O oficial e o espião

Quando o extrafílmico é o fílmico

Por Ivonete Pinto | 20.03.2020 (sexta-feira)

Há os que acham por bem ficarem surdos diante das acusações que Roman Polanski sofre e optarem por analisar somente a obra, ignorando seu contexto extrafílmico; há os que entendem que no caso de O oficial e o espião (J’accuse, Fra./Ita., 2019) esta postura não se sustenta. O texto a seguir fica neste segundo grupo. Não se sustenta porque Polanski, ele próprio,  propõe a conexão autor-obra quando busca um episódio da história para inocentá-lo, para dizer-se perseguido injustamente como Dreyfus.
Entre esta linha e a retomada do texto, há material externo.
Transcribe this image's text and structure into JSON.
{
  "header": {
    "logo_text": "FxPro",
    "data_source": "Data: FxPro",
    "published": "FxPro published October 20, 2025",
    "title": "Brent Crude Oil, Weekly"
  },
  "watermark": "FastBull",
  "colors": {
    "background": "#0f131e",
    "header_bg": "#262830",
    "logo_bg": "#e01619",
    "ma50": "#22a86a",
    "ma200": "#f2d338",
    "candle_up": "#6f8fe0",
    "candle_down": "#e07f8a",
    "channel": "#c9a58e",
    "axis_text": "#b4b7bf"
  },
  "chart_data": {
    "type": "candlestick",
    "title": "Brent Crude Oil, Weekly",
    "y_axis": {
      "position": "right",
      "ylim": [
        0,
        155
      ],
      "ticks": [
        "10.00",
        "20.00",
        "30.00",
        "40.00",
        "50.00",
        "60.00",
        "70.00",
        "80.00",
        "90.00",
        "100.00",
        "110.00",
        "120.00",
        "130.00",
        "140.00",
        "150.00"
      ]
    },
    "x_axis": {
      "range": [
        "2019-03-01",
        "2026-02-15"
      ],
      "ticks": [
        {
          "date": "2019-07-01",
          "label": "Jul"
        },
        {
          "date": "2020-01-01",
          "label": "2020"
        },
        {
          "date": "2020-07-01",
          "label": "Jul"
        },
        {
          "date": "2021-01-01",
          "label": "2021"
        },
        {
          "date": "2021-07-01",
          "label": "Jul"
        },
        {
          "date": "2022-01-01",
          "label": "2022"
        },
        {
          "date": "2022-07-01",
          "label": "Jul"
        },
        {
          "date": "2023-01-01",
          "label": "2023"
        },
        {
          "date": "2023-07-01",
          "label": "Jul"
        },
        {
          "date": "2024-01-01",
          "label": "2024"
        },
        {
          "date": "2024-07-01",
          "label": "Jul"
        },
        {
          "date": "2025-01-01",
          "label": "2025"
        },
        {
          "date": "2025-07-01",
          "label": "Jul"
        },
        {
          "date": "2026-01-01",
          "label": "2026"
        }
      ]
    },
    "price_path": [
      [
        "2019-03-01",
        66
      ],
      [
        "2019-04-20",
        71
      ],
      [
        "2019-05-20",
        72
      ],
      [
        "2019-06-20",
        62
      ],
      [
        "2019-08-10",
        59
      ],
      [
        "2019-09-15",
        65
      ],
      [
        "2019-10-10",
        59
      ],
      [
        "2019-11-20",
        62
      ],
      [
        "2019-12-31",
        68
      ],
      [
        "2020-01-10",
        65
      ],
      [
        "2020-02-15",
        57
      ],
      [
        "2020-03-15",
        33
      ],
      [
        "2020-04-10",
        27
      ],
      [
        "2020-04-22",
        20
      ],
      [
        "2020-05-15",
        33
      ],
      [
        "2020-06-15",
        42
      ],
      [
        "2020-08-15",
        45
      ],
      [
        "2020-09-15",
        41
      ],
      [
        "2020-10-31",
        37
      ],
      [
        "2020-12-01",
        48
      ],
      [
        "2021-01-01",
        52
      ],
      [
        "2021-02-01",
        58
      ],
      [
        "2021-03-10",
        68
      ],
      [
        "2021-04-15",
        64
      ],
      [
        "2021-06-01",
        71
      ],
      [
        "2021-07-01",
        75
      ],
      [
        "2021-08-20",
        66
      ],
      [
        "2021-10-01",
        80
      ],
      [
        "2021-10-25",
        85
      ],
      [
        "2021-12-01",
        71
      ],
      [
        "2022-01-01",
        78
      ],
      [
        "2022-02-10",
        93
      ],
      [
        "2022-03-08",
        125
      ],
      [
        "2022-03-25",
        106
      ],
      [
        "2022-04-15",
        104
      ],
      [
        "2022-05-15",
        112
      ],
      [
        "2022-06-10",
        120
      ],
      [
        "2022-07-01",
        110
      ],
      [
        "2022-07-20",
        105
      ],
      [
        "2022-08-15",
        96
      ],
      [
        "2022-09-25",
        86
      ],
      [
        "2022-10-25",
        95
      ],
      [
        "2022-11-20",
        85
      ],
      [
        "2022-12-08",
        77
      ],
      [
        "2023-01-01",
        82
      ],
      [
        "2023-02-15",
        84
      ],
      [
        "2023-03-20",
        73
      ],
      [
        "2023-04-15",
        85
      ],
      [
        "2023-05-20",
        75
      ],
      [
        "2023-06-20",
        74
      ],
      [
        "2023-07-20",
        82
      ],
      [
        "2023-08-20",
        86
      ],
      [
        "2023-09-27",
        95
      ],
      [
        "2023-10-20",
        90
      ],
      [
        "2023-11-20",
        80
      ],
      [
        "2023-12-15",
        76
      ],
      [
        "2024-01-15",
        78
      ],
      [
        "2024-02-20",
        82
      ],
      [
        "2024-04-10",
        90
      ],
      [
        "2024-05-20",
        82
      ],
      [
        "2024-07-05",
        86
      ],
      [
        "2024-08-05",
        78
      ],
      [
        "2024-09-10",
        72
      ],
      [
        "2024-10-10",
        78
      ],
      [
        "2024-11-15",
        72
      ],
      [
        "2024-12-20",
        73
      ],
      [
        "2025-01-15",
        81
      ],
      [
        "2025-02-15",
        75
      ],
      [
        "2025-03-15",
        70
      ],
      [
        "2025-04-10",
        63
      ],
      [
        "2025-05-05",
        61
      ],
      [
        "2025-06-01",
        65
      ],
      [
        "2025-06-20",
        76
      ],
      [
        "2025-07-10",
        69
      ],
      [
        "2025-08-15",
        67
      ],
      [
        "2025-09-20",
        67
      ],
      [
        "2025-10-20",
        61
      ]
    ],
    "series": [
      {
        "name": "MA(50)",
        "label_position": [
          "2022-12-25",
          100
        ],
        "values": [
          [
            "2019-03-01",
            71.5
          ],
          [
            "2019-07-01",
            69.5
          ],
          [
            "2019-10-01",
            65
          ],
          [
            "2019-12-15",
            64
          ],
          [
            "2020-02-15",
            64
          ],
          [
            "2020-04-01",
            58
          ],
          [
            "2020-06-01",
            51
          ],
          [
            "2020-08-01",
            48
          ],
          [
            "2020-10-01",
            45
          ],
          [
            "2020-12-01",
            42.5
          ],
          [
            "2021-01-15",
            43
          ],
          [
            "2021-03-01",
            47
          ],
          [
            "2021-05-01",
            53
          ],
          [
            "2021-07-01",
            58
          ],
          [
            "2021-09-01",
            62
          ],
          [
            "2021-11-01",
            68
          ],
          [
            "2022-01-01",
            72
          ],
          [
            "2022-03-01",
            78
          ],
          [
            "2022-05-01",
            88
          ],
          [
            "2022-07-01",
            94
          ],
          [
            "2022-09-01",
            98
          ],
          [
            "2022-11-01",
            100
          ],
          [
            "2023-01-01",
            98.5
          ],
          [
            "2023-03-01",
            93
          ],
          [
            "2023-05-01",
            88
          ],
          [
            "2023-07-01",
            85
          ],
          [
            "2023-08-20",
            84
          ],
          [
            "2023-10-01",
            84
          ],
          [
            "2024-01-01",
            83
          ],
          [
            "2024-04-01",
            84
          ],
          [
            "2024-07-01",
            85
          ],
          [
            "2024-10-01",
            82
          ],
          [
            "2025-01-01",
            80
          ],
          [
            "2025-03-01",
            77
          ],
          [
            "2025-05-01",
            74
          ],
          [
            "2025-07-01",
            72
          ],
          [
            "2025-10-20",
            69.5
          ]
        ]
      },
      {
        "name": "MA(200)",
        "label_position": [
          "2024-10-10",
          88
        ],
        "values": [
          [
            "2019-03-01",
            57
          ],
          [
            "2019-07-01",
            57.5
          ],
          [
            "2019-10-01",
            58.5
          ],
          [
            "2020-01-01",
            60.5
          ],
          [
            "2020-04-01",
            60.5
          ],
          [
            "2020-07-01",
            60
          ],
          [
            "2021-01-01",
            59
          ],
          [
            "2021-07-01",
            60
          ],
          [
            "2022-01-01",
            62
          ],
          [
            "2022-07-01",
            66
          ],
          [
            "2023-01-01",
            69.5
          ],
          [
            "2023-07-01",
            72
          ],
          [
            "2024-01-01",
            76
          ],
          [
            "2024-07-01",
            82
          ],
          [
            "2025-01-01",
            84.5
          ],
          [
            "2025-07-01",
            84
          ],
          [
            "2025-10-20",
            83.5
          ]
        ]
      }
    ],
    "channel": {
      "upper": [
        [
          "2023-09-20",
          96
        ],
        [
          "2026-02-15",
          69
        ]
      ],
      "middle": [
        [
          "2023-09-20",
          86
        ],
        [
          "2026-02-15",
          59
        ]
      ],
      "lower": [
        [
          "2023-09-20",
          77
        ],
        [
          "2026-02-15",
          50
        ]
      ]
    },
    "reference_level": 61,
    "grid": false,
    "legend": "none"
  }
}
Ao final das contas,  não se trata de um campo extrafílmico: Polanski é Dreyfus.  O diretor polonês é judeu como Dreyfus, esteve confinado num campo de concentração quando criança, sendo esta sua dimensão como vítima absolutamente irrefutável. Muito por conta de sua sensibilidade para com o tema, Polanski nos deu uma das melhores obras sobre o holocausto, O pianista (Oscar de Melhor Filme em 2002), embora é preciso dizer que nem todos seus filmes têm a mesma qualidade. Dirigiu produções bem problemáticas, sofríveis até, como Lua de fel (1992).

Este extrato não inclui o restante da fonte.